Review of Brad Pilon's Review of How Much Protein By Mike Westerdal of CriticalBench.com
The fact that protein is the basic building block of muscular fiber is probably one of the very first things that a guy learns when he starts lifting weights. This truth is indisputable. Just how much protein a guy should be consuming everyday is where things get complicated. A lot of men—newcomers and seasoned lifters alike—mistakenly believe that consuming ridiculous amounts of protein every day results in bigger muscles. Too bad, but it's just not that simple. If you want to maximize your muscle gains, then you need to consume the proper amount of protein, not just a lot of it.
Many of you have probably already heard of fitness expert and author Brad Pilon. His last work Eat, Stop, Eat, was a huge success, helping countless men to achieve their goals. With his latest work, How Much Protein, Brad answers the question, "How much protein do I need to build muscle?" Let's take a look and see what he has to say.
In his introduction, Brad provides a nice overview of the history of what we know (or thought we knew) about protein. He makes a few good points about the 'eat more protein' mantra being touted by fitness industry. Brad says that by blindly following what he read in the fitness magazines, at one point he was eating as much as 250 grams of protein a day—and NOT getting the results he wanted.
He points out that protein supplements generate an average of $6 billion a year. He also mentions that a significant amount of protein-related research is funded by industry associations that directly benefit when bodybuilders and athletes consume more protein. This section by itself makes investment in the book worthwhile because believe me, reading it will change your perspective about the information you find in the fitness magazines.
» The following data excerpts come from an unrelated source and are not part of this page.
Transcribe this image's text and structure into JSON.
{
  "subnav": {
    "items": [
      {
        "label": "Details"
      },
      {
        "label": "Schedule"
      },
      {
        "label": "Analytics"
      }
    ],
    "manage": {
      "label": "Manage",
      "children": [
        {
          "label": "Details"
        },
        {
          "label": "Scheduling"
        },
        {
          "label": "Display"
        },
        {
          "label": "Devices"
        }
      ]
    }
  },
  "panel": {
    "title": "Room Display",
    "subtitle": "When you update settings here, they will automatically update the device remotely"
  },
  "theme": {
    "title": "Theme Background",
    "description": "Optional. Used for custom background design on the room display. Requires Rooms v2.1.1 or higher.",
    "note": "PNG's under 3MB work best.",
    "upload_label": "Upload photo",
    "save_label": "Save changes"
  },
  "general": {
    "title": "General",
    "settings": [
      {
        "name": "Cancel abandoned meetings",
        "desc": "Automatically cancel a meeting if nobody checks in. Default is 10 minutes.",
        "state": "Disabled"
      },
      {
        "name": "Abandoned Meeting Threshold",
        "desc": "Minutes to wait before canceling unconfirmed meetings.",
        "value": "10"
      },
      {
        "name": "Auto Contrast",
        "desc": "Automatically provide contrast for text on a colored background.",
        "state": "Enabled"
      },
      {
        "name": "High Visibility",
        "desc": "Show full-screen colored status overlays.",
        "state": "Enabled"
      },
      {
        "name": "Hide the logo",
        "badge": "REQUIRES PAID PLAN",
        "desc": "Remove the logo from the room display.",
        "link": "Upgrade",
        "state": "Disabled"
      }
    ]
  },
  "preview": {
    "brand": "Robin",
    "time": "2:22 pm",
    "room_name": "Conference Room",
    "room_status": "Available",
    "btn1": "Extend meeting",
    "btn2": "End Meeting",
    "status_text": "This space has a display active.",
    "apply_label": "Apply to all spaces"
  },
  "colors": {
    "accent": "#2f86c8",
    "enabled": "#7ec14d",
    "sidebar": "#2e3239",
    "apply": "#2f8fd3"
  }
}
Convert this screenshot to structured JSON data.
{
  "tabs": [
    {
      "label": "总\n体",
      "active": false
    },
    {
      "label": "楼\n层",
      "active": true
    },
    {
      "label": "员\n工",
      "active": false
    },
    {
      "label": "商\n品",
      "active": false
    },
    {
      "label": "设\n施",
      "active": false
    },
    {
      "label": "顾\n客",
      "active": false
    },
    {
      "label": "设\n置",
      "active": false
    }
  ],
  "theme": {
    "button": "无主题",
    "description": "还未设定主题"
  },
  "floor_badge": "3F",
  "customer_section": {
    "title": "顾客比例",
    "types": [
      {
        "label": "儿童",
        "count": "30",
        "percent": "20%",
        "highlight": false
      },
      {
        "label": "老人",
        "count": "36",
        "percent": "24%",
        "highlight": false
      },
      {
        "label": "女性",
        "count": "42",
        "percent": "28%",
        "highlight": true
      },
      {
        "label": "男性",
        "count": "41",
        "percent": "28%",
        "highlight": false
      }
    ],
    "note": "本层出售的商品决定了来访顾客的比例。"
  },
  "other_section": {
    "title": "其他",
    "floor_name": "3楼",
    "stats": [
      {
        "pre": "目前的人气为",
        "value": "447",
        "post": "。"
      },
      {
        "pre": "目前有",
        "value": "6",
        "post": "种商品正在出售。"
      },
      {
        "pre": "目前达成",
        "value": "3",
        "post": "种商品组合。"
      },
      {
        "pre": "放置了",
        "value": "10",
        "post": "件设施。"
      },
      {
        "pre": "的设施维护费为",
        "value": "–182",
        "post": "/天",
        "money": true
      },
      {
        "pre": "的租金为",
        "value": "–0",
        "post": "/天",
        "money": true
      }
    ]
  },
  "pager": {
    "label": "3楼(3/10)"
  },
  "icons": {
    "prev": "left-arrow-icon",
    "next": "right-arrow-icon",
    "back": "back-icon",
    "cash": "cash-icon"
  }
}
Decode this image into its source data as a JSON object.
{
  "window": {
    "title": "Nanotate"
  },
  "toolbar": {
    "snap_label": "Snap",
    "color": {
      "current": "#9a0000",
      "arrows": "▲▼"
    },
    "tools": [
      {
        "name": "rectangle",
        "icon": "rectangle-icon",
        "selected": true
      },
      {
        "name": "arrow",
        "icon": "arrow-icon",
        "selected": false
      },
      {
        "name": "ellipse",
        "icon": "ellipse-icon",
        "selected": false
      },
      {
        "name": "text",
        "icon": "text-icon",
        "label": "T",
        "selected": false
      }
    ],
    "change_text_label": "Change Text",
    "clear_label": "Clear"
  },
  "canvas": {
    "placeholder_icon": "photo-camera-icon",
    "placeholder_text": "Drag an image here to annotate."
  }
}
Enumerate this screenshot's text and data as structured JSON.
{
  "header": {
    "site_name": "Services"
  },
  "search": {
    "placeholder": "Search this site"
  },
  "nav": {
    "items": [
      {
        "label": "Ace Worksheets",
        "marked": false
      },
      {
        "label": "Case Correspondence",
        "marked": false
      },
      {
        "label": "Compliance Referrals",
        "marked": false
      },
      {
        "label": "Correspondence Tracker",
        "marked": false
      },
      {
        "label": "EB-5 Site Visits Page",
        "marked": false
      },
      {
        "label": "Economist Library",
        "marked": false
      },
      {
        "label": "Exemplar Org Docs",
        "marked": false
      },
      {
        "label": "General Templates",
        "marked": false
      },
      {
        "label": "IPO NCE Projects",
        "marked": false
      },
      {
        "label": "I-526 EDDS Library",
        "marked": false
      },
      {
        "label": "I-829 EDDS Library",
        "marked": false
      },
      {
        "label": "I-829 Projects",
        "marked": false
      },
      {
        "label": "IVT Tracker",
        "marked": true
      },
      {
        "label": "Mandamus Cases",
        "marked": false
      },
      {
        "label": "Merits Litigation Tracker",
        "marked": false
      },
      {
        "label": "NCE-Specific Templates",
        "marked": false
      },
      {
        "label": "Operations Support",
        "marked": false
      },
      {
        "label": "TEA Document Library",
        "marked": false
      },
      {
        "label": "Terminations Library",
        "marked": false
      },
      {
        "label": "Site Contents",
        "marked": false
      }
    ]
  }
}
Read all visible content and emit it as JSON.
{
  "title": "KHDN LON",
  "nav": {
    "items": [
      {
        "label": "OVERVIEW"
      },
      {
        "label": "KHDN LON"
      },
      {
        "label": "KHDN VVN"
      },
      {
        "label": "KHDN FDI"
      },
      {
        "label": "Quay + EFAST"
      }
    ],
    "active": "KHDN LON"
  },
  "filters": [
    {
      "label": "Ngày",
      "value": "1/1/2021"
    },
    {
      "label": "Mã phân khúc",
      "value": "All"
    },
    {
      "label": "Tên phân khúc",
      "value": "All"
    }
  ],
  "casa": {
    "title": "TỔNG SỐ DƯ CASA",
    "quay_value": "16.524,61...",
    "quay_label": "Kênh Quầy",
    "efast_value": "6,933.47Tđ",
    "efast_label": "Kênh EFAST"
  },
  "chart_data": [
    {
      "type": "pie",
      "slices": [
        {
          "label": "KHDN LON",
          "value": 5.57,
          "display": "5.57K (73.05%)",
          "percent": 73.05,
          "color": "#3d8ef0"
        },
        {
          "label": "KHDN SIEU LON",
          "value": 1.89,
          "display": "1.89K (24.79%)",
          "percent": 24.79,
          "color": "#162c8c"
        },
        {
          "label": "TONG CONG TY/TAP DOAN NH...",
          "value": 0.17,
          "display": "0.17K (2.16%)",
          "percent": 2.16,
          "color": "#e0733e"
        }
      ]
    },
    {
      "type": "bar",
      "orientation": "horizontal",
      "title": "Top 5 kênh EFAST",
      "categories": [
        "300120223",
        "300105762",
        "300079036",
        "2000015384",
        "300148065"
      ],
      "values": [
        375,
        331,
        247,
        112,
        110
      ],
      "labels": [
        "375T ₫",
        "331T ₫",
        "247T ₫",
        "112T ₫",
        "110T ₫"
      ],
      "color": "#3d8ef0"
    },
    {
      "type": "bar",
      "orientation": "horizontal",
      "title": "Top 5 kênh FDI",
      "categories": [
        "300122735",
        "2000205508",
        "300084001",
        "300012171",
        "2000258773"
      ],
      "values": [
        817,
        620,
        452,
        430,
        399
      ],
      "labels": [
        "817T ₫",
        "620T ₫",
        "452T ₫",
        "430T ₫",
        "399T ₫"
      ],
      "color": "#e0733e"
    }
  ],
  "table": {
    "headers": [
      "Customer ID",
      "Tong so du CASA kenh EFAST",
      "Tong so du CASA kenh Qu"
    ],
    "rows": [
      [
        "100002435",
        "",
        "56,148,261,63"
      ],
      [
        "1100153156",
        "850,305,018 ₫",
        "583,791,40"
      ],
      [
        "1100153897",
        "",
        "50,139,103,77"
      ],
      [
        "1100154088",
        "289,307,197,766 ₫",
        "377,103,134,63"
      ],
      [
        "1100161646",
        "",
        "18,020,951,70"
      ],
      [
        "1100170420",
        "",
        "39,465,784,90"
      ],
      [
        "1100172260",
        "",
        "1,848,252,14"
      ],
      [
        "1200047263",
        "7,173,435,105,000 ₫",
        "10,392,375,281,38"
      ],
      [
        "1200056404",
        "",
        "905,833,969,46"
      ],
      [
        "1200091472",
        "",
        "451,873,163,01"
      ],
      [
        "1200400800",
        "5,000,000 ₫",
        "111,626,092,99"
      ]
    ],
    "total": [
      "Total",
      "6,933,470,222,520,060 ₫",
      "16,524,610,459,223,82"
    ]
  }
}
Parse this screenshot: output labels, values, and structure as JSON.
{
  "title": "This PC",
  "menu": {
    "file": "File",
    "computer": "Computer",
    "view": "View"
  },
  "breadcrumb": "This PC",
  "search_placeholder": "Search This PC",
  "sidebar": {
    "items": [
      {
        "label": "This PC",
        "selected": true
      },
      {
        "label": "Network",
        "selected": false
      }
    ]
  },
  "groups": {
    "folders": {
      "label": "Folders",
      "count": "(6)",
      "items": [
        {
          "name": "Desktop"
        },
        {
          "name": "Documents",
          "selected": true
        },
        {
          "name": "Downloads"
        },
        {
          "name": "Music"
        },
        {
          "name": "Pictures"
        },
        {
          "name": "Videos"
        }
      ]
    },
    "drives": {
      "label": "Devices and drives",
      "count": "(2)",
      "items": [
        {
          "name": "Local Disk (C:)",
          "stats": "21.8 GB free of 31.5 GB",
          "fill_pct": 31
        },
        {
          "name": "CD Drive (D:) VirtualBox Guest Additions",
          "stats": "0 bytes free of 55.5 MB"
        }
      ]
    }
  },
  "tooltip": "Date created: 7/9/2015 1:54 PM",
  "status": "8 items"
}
With the introduction out of the way, Brad offers some lessons in protein basics. He provides a nice thorough overview without getting too scientific or complicated. Regardless of your knowledge level regarding protein and how it functions, I'm sure you'll learn something new. In the following chapter Brad discusses the effects of resistance training on muscle mass. Like the previous section, even if you have no intention of following Brad's program, reading this chapter makes the purchase of the book worthwhile. If they didn't like him before, fitness scammers and the supplement industry will definitely not like what Brad has to say after reading this book.
Next, we get an excellent lesson in how protein impacts muscle growth. He summarizes some very interesting studies, again providing enough information so you understand the key points, but skipping the deeply scientific discussions. Personally, I find that refreshing. A lot of authors are too lazy to take the time to summarize the research and make it readable—they just cut and paste and call it a day. For those of you who are vegetarians, there's even a special section just for you. I even learned a few things I didn't know before.
In the sections that follow Brad summarizes more research about different approaches to protein intake. Here, he looks at various studies that muscle growth with a low-protein diet, muscle growth with a very high-protein diet, the timing of protein intake, post-workout protein consumption and others. In one of the discussions, Brad deals yet another blow to fitness and supplement industry by pointing out a few facts that they conveniently overlook when promoting their products, supplements and programs. If he keeps pointing out the truth, they're going to put a price on his head.
In the 'conclusions' chapter Brad summarizes his thoughts about protein and like everything else in the book, he provides a great deal of useful information without making things overly complicated or difficult to understand. Brad wraps up the book with a quick discussion that incorporates both his ideas about protein intake and the information presented in Eat, Stop, Eat. I'm not surprised but the two concepts are not mutually exclusive and actually interact together quite nicely. The very last section focuses on answering 'frequently asked questions.' Any remaining questions you might have are more than likely answered here.
By now you've probably already figured out that I'm a big fan of Brad's and that I highly recommend his latest work. Be warned though—if you're looking for an easy answer or for Brad to tell you exactly how much protein you need to consume every day, you'll be disappointed. That's not the point of the book. Rather, its purpose is to inform and educate you, and in the process, equip you with the tools you need to build bigger, leaner and more powerful muscles.